If you get You are not logged in to Replicate. Run 'cog login' and try again., then you forgot to use sudo in cog login!
- Go to https://replicate.com/wordscenes/whisperx/versions, grab the latest version ID, and replace it in any code that calls this API (unfortunately you can't just call the latest version :( ).
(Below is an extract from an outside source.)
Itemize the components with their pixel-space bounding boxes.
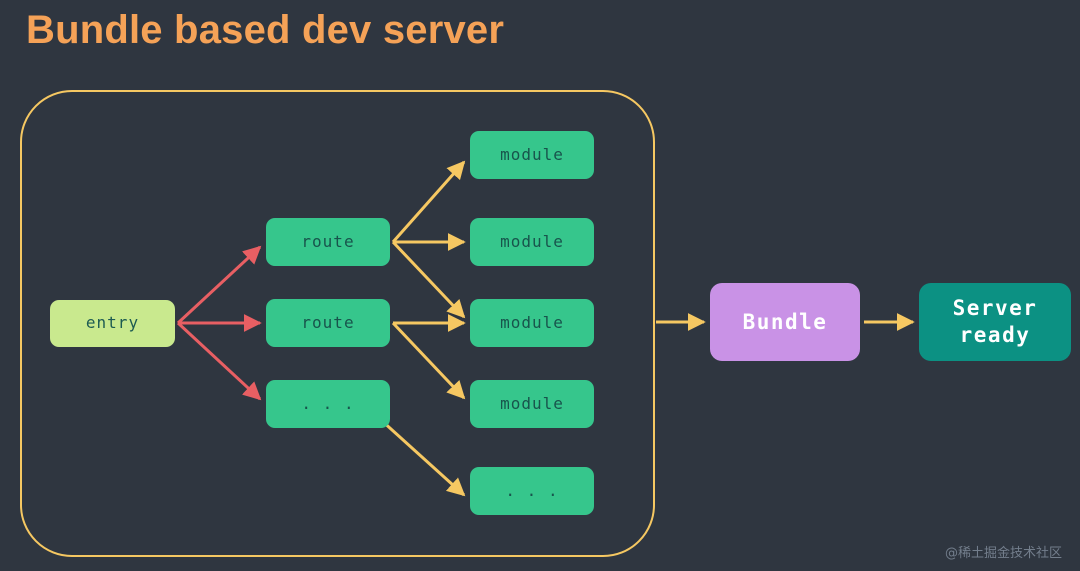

- Whisper model "large-v3" does horribly on the Shrek test, replacing many phrases with "ご視聴ありがとうございました" (others have also reported "thank you for watching" hallucinations in English). See https://deepgram.com/learn/whisper-v3-results for some validating evidence that this model severely underperforms vs. "large-v2".
faster-whisper(version "0.10.0") degrades accuracy on the Shrek test, omitting one sentence at the end of the clip ("よし、もう満杯だ"), as well as reducing the expressiveness of the onomatopetic katakana expressions. It is faster, but we want accuracy.
Note: WhisperX v3 uses faster-whisper by default, we should consider switching to WhisperX v2.